Asian equities started the trading week down as China’s Caixin Composite PMI (factory survey) fell to its lowest level since February 2016, when the factory survey was on the edge of contraction. This is an indication we are winning the “trade war,” and also a sign that the Fed’s monetary tightening is affecting the global monetary system.
European and U.S. equities shrugged off the Asian routing as both markets attempted to move higher in early trading. Over the weekend investors were quick to point out how this week’s $83 billion in debt issuance by the U.S. Treasury will not find any buyers. Foreign investors have shied away from shorter-term Treasuries but have been strong buyers of longer-dated maturity bonds. Foreign investors know there is a global slowdown occurring and the best way to hedge that is through long-maturity bonds.
The Markit Manufacturing survey moved slightly higher while the broader ISM Manufacturing survey moved slightly lower. Both services PMIs were higher, indicated the service sector is more optimistic than the manufacturing sector.
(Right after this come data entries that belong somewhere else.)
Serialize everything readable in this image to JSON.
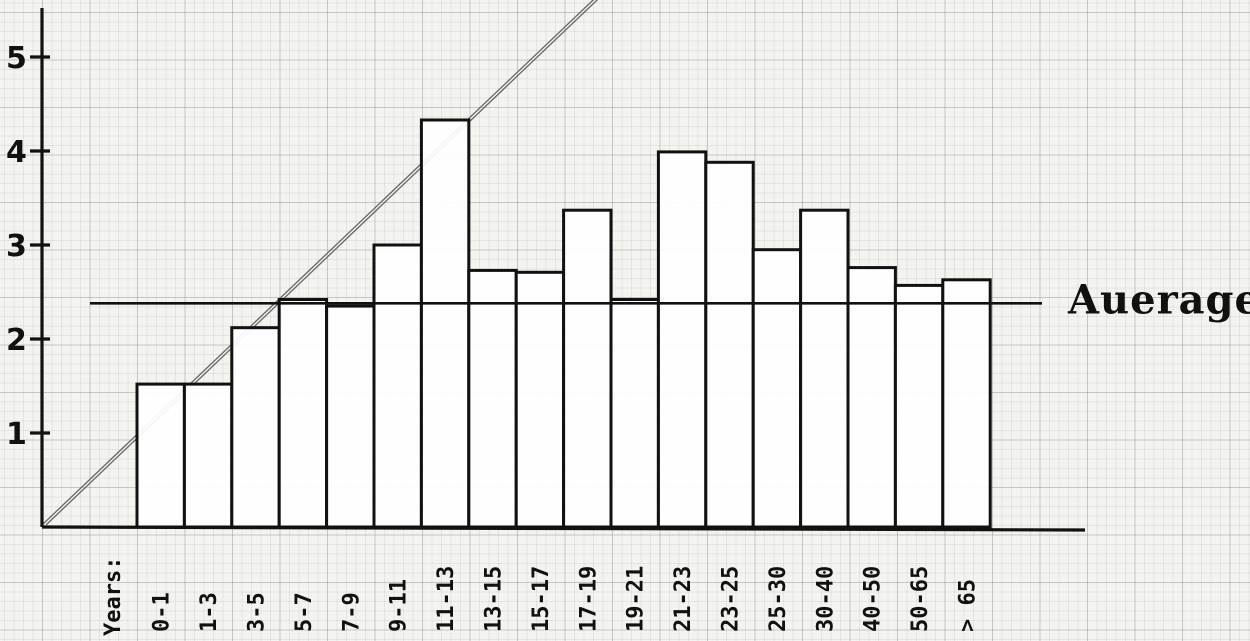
{
  "chart_data": {
    "type": "bar",
    "title": "",
    "xlabel": "Years:",
    "ylabel": "",
    "categories": [
      "0-1",
      "1-3",
      "3-5",
      "5-7",
      "7-9",
      "9-11",
      "11-13",
      "13-15",
      "15-17",
      "17-19",
      "19-21",
      "21-23",
      "23-25",
      "25-30",
      "30-40",
      "40-50",
      "50-65",
      "> 65"
    ],
    "values": [
      1.52,
      1.52,
      2.12,
      2.42,
      2.35,
      3.0,
      4.33,
      2.73,
      2.71,
      3.37,
      2.42,
      3.99,
      3.88,
      2.95,
      3.37,
      2.76,
      2.57,
      2.63
    ],
    "average": {
      "label": "Auerage",
      "value": 2.38
    },
    "ylim": [
      0,
      5.4
    ],
    "yticks": [
      1,
      2,
      3,
      4,
      5
    ],
    "grid": true,
    "trend_line": {
      "from": {
        "category": "0-1",
        "y": 0
      },
      "to": {
        "category": "11-13",
        "y": 5.6
      }
    },
    "colors": {
      "bar_fill": "#ffffff",
      "bar_stroke": "#111111",
      "paper": "#f3f3f0"
    }
  }
}
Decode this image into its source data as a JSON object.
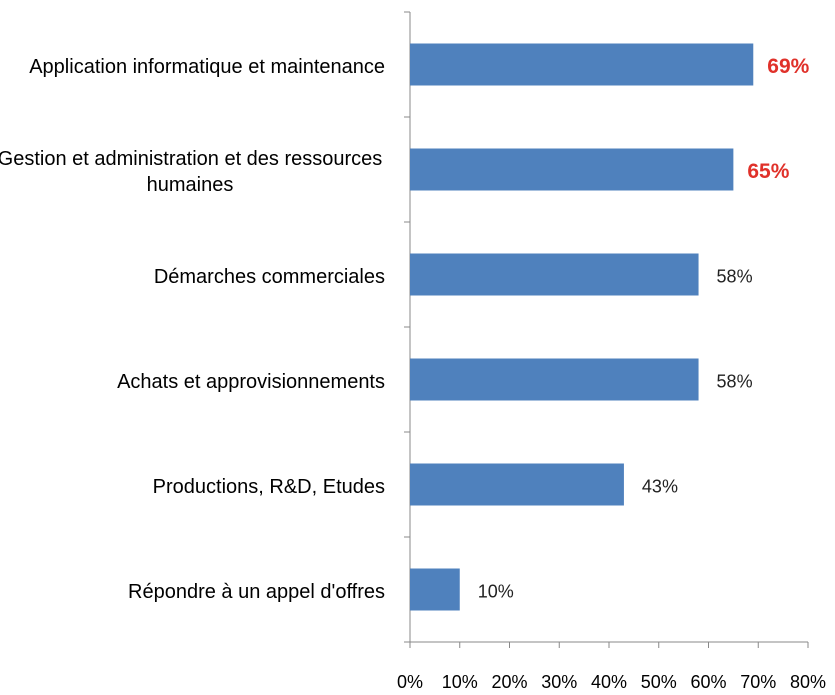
{
  "chart_data": {
    "type": "bar",
    "orientation": "horizontal",
    "categories": [
      "Application informatique et maintenance",
      "Gestion et administration et des ressources humaines",
      "Démarches commerciales",
      "Achats et approvisionnements",
      "Productions, R&D, Etudes",
      "Répondre à un appel d'offres"
    ],
    "values": [
      69,
      65,
      58,
      58,
      43,
      10
    ],
    "value_labels": [
      "69%",
      "65%",
      "58%",
      "58%",
      "43%",
      "10%"
    ],
    "value_label_colors": [
      "#e0312a",
      "#e0312a",
      "#222222",
      "#222222",
      "#222222",
      "#222222"
    ],
    "color": "#4f81bd",
    "xlim": [
      0,
      80
    ],
    "xticks": [
      {
        "value": 0,
        "label": "0%"
      },
      {
        "value": 10,
        "label": "10%"
      },
      {
        "value": 20,
        "label": "20%"
      },
      {
        "value": 30,
        "label": "30%"
      },
      {
        "value": 40,
        "label": "40%"
      },
      {
        "value": 50,
        "label": "50%"
      },
      {
        "value": 60,
        "label": "60%"
      },
      {
        "value": 70,
        "label": "70%"
      },
      {
        "value": 80,
        "label": "80%"
      }
    ],
    "grid": false
  }
}
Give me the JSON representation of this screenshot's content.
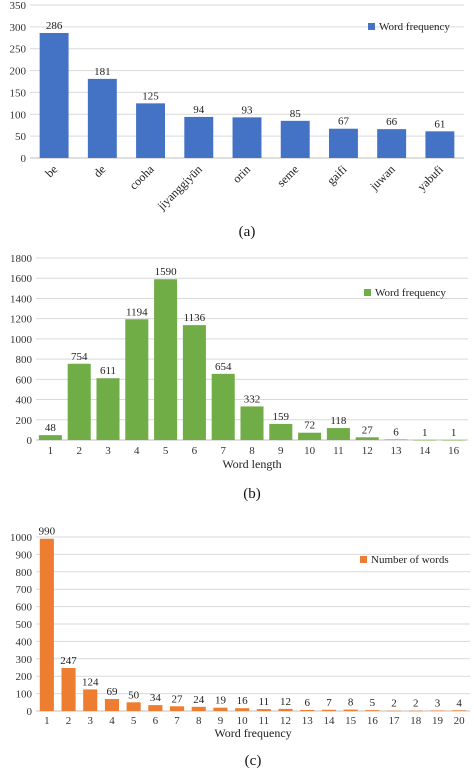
{
  "chart_data": [
    {
      "type": "bar",
      "caption": "(a)",
      "categories": [
        "be",
        "de",
        "cooha",
        "jiyanggiyūn",
        "orin",
        "seme",
        "gaifi",
        "juwan",
        "yabufi"
      ],
      "series": [
        {
          "name": "Word frequency",
          "values": [
            286,
            181,
            125,
            94,
            93,
            85,
            67,
            66,
            61
          ]
        }
      ],
      "color": "#4472C4",
      "ylim": [
        0,
        350
      ],
      "yticks": [
        0,
        50,
        100,
        150,
        200,
        250,
        300,
        350
      ],
      "xlabel": "",
      "ylabel": "",
      "grid": true,
      "legend": "top-right"
    },
    {
      "type": "bar",
      "caption": "(b)",
      "categories": [
        "1",
        "2",
        "3",
        "4",
        "5",
        "6",
        "7",
        "8",
        "9",
        "10",
        "11",
        "12",
        "13",
        "14",
        "16"
      ],
      "series": [
        {
          "name": "Word frequency",
          "values": [
            48,
            754,
            611,
            1194,
            1590,
            1136,
            654,
            332,
            159,
            72,
            118,
            27,
            6,
            1,
            1
          ]
        }
      ],
      "color": "#70AD47",
      "ylim": [
        0,
        1800
      ],
      "yticks": [
        0,
        200,
        400,
        600,
        800,
        1000,
        1200,
        1400,
        1600,
        1800
      ],
      "xlabel": "Word length",
      "ylabel": "",
      "grid": true,
      "legend": "top-right"
    },
    {
      "type": "bar",
      "caption": "(c)",
      "categories": [
        "1",
        "2",
        "3",
        "4",
        "5",
        "6",
        "7",
        "8",
        "9",
        "10",
        "11",
        "12",
        "13",
        "14",
        "15",
        "16",
        "17",
        "18",
        "19",
        "20"
      ],
      "series": [
        {
          "name": "Number of words",
          "values": [
            990,
            247,
            124,
            69,
            50,
            34,
            27,
            24,
            19,
            16,
            11,
            12,
            6,
            7,
            8,
            5,
            2,
            2,
            3,
            4
          ]
        }
      ],
      "color": "#ED7D31",
      "ylim": [
        0,
        1000
      ],
      "yticks": [
        0,
        100,
        200,
        300,
        400,
        500,
        600,
        700,
        800,
        900,
        1000
      ],
      "xlabel": "Word frequency",
      "ylabel": "",
      "grid": true,
      "legend": "top-right"
    }
  ]
}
Foreign bidders took an above-average 49% of today’s 3-year Treasury auction and domestic bidders took a mere 3% auction, leaving 48% to the securities dealers. Domestic investors continue to step back from shorter-term Treasury auctions as the Fed continues to commit to further rate hikes.
The stock market moved higher, but trading volumes were 20% less than average. The big traders were quiet going into tomorrows midterm elections. Ten-year Treasury yields moved down in overnight trading but ticked up slightly as stocks rose. Yields still closed lower on the day.
Physical gold was down a smidge and the gold miners were rather volatile all day but closed lower. Agricultural commodities tried to move higher but ran into sellers. As sellers continue to exhaust themselves, buyers will drive prices higher.
Corporations have spent $7 trillion on dividends and corporate share buybacks, representing 40% of the gains in the S&P 500 since the Great Financial Crisis. In addition, corporations have added $2 trillion of debt to their balance sheets, which will become a problem during the next recession.